Orange County supervisors on Tuesday failed to approve nearly $400,000 in funding for a Sheriff's Department survey of attitudes about the agency, which critics of Sheriff Michael S. Carona called a thinly disguised political poll that he wanted to conduct with public funds.

Among more than a dozen questions about policing priorities and safety concerns, the survey asks whether respondents' impressions of the sheriff are favorable or unfavorable, according to the version Supervisor Chris Norby read aloud during the board meeting.

Supervisors took several votes on the matter but were unable to break a deadlock, with Norby and Lou Correa opposed and Tom Wilson and Jim Silva in support. Board Chairman Bill Campbell was in Washington, D.C. The matter will come before the board again next week after he returns.

Money for the survey was supposed to come out of a fund set aside for public safety services under Proposition 172, an initiative that increased the state sales tax half a cent on the dollar. The sheriff's critics said such an expenditure would be an abuse of the fund's intent.

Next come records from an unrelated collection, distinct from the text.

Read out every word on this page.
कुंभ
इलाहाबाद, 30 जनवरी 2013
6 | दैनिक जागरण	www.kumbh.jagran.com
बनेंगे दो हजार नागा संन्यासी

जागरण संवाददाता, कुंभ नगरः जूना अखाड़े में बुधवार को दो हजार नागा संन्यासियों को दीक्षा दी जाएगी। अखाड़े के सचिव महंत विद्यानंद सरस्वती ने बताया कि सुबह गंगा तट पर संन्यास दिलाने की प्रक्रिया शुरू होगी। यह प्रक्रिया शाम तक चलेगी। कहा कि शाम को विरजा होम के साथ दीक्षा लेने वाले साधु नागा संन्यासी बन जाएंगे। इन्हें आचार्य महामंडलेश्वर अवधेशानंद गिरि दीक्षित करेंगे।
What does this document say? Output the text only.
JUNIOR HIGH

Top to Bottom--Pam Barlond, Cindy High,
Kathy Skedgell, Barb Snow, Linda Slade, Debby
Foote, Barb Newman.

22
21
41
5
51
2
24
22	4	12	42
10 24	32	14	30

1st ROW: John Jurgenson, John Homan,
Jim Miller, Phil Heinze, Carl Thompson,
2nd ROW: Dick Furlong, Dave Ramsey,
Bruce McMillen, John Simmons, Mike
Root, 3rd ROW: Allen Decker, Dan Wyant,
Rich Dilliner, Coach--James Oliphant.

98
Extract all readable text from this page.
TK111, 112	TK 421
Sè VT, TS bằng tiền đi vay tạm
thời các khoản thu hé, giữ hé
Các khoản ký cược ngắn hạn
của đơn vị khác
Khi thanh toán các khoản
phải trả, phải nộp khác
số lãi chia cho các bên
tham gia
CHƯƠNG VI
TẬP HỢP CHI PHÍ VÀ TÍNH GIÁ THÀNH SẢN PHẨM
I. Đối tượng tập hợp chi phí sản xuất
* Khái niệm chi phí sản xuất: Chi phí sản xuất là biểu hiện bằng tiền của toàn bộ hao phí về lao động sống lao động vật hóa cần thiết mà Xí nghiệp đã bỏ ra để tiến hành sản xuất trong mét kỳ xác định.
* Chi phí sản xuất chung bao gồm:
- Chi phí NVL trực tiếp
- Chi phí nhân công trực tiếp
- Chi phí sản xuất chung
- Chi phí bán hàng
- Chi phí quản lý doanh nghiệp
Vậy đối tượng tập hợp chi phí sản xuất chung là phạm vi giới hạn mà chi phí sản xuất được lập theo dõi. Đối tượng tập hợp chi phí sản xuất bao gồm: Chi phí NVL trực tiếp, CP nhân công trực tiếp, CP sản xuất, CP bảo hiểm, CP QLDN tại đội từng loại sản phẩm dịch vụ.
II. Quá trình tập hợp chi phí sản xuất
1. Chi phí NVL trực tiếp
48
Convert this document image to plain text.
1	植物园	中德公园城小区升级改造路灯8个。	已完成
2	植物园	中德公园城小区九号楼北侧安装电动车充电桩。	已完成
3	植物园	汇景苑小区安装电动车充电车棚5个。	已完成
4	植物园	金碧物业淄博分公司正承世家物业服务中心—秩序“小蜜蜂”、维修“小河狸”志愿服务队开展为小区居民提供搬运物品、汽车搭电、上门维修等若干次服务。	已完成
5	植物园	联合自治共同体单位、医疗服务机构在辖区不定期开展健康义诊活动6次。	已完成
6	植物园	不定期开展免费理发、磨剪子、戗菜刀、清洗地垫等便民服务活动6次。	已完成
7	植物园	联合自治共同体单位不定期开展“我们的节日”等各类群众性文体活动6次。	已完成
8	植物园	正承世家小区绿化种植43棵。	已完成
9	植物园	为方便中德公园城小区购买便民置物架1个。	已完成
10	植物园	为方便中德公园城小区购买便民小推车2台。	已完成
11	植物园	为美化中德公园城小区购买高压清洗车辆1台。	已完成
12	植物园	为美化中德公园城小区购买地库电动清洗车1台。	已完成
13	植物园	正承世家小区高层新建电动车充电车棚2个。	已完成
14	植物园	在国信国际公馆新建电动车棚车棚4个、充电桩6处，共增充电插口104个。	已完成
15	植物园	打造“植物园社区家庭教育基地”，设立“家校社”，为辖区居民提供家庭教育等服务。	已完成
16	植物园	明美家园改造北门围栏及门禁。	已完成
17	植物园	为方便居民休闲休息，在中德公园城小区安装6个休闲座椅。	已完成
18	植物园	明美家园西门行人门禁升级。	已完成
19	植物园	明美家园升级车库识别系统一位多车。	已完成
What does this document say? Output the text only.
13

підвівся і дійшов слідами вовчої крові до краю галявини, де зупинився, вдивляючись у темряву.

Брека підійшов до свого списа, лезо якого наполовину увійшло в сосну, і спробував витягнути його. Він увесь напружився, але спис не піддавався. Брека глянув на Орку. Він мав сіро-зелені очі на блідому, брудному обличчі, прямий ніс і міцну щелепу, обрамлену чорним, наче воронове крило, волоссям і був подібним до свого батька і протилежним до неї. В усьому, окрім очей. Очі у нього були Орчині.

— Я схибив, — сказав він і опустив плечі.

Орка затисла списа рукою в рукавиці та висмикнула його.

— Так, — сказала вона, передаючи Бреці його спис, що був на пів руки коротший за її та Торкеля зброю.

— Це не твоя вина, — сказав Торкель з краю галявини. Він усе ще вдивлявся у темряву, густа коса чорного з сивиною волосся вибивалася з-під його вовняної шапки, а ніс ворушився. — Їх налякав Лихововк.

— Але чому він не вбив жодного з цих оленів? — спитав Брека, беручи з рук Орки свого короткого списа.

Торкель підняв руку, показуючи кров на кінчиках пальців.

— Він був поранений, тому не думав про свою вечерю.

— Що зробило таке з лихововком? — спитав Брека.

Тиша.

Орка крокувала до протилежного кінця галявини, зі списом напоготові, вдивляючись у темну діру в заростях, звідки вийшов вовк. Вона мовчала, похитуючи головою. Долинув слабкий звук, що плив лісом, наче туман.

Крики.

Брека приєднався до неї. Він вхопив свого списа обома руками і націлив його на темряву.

Tim Whitacre, a critic of Carona's who campaigned for challenger Bill Hunt in last month's election, urged supervisors to have the "intestinal fortitude" to reject the contract. "There is no excuse for you guys to be rolling over every time [the sheriff] comes before you," he said. "Let him pay for his own polling from his own campaign funds."

Carona narrowly won reelection despite criticism of his management of the department in recent years, including accusations that he issued badges and concealed-weapons permits to campaign contributors without conducting background checks on them.

The department wants to award the contract to Scott P. Bryant & Associates without putting it out to bid. The county would pay the firm $396,000 to conduct an annual survey for three years. Bryant has done a range of consulting work for the county and the Sheriff's Department since 1999. The survey would seek responses in 12 cities where the department provides police services under contract. It would also include an employee survey and a management review.

Assistant Sheriff Jo Ann Galisky disputed the notion that the survey was a political poll and said the question about attitudes toward the sheriff was really about the department as a whole. She told board members the survey was a valuable tool to set policing priorities and "get feedback on how we're doing our job."

But Norby, the board's biggest critic of the contract, said the questions posed would produce little useful guidance on how to manage the department better. "The questions don't have any value to us as a county, or as a police agency," he said.